Seated Twist (Ardha Matsyendrasana)
How to: Sit flat on the floor with your left leg extended (remember to flex your toes!) and cross your right leg over so the foot is planted flat on the outside of the left leg. Turn towards the side of the crossed leg (in this case, turning right) and either a) bring your elbow to the outside of your knee in a sort of stop-sign gesture, or b) simply hold onto your knee (as pictured). Twist the spine and slowly turn your head to look over your right shoulder. Protip: Use that arm-against-leg as leverage to help twist your spine, but don’t rely on it entirely–this is meant to be a stretch that comes from the core!
Beneficial for: The spine, again, but also all of the lateral muscles in the torso, and all of your internal organs. Twists are noted for the good they do for your digestive system in particular–the gentle compression of the organs as you a) twist and b) breathe in and out serves as a light massage. (One of my yoga teachers once said that twists are the energy balancers of yoga: if you’re feeling lethargic they’ll boost your energy, but if you’re feeling too wired they’ll reground you. Win-win!)
Seated Forward Fold (Paschimottanasana)
How to: Sit flat on the ground with both legs extended fully (again, keep the toes flexed!) Inhale and lift both arms up over your head; exhale and bend forward over your extended legs, reaching forward with your hands. If you can reach your feet as something to hold onto, great; if not, you can hold onto your ankles or calves or just place your hands down on the ground. Make sure the forward fold comes from your hips (imagine they’re a hinge!) and that you’re leading with your heart instead of your head.
Beneficial for: The backs of the legs and the spine. If you want to make this stretch more about the legs, then it is important to keep the spine flat as you lean forward; if you want the stretch to be more about the back muscles and the spine, then you can allow your spine to round. This one is especially good if you’ve been sitting all day.
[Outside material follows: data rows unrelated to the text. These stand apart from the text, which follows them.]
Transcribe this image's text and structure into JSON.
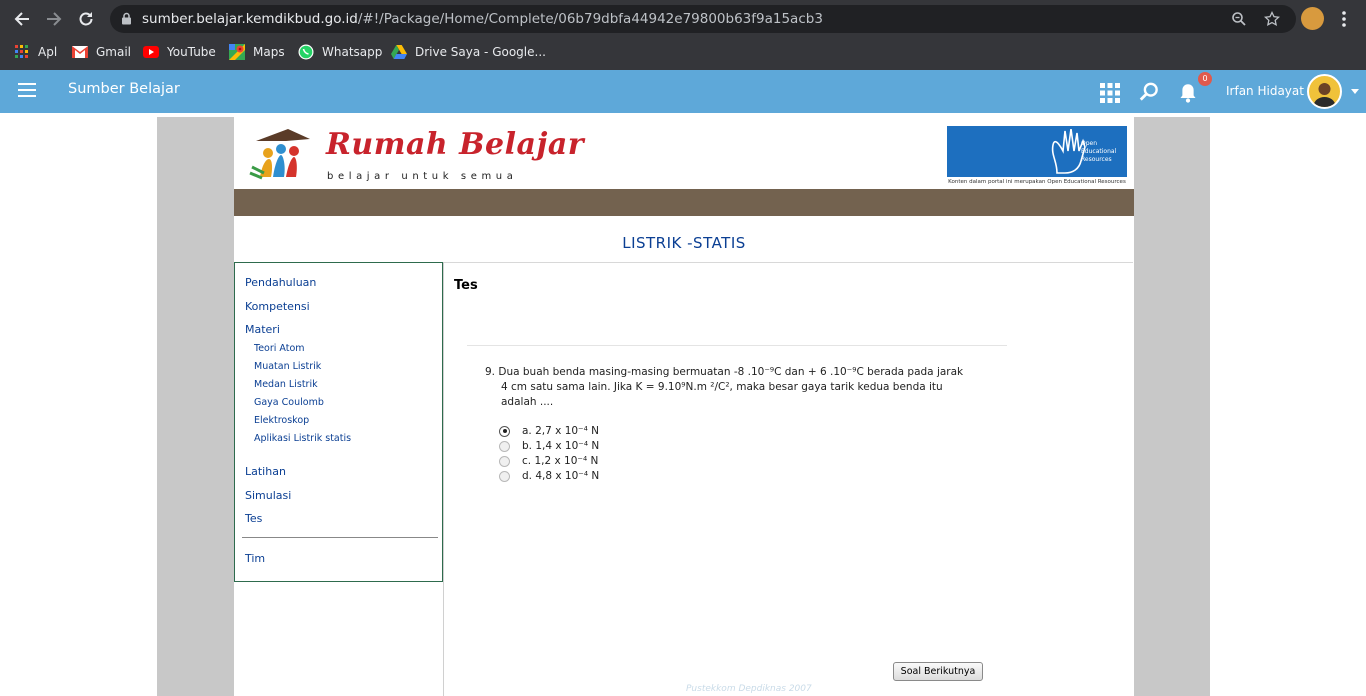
{
  "browser": {
    "url_host": "sumber.belajar.kemdikbud.go.id",
    "url_path": "/#!/Package/Home/Complete/06b79dbfa44942e79800b63f9a15acb3",
    "bookmarks": [
      {
        "label": "Apl",
        "icon": "apps-grid-icon"
      },
      {
        "label": "Gmail",
        "icon": "gmail-icon"
      },
      {
        "label": "YouTube",
        "icon": "youtube-icon"
      },
      {
        "label": "Maps",
        "icon": "maps-icon"
      },
      {
        "label": "Whatsapp",
        "icon": "whatsapp-icon"
      },
      {
        "label": "Drive Saya - Google...",
        "icon": "google-drive-icon"
      }
    ]
  },
  "app": {
    "title": "Sumber Belajar",
    "notification_count": "0",
    "user_name": "Irfan Hidayat",
    "accent_color": "#5ea8d9"
  },
  "banner": {
    "brand_title": "Rumah Belajar",
    "brand_tagline": "belajar untuk semua",
    "oer_label": "Open Educational Resources",
    "oer_caption": "Konten dalam portal ini merupakan Open Educational Resources"
  },
  "page": {
    "title": "LISTRIK -STATIS",
    "content_title": "Tes",
    "footer": "Pustekkom Depdiknas 2007"
  },
  "nav": {
    "items": [
      {
        "label": "Pendahuluan"
      },
      {
        "label": "Kompetensi"
      },
      {
        "label": "Materi"
      }
    ],
    "sub_items": [
      {
        "label": "Teori Atom"
      },
      {
        "label": "Muatan Listrik"
      },
      {
        "label": "Medan Listrik"
      },
      {
        "label": "Gaya Coulomb"
      },
      {
        "label": "Elektroskop"
      },
      {
        "label": "Aplikasi Listrik statis"
      }
    ],
    "items_after": [
      {
        "label": "Latihan"
      },
      {
        "label": "Simulasi"
      },
      {
        "label": "Tes"
      }
    ],
    "team": "Tim"
  },
  "question": {
    "line1": "9. Dua buah benda masing-masing bermuatan -8 .10⁻⁹C dan + 6 .10⁻⁹C berada pada jarak",
    "line2": "4 cm satu sama lain. Jika K = 9.10⁹N.m ²/C², maka besar gaya tarik kedua benda itu",
    "line3": "adalah ....",
    "options": [
      {
        "label": "a. 2,7 x 10⁻⁴ N",
        "selected": true
      },
      {
        "label": "b. 1,4 x 10⁻⁴ N",
        "selected": false
      },
      {
        "label": "c. 1,2 x 10⁻⁴ N",
        "selected": false
      },
      {
        "label": "d. 4,8 x 10⁻⁴ N",
        "selected": false
      }
    ],
    "next_button": "Soal Berikutnya"
  }
}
Paschimottanasana is also great if you’re having a bout of nerves; forward folds in general tend to alleviate anxiety and calm the brain.
Child’s Pose (Balasana)
How to: Begin sitting on your heels (have your toes touching!). Bring your knees wide enough apart to be able to lean your body forward between them. Inhale and lift your arms up overhead; exhale and fold forward until your belly is on/between your thighs. Allow the arms to stretch out ahead of you, with your palms flat on the floor. Allow your forehead to rest down. Close your eyes, let your heart sink towards the ground a little more on every exhale, and relax.
Beneficial for: Everything. Seriously. Balasana is a pose that should never be overlooked. It stretches the hips, lengthens the spine, relaxes the shoulder joints, massages the internal organs in your torso, and has the added bonus of being one of the most calming poses to adopt ever. If you’re feeling a little headachey or tense around the eyes from all that reading you’re doing, you can gently turn your head one way and then the other so your forehead is massaged against the ground.
Try holding each of these postures for 10 breaths each, focusing on finding a long/straight spine on the inhale and deepening the stretch on the exhale. Then, with a little luck and a nutritious snack, you’ll be ready for the next leg of your study adventure. (And a last piece of friendly exam-time advice: studying is an adventure, if you allow it to be.)
Feel free to share your own stress-relief tips, whether they be favourite yoga poses or something completely different! Take good care of yourselves and each other, and may providence be with you this exam season!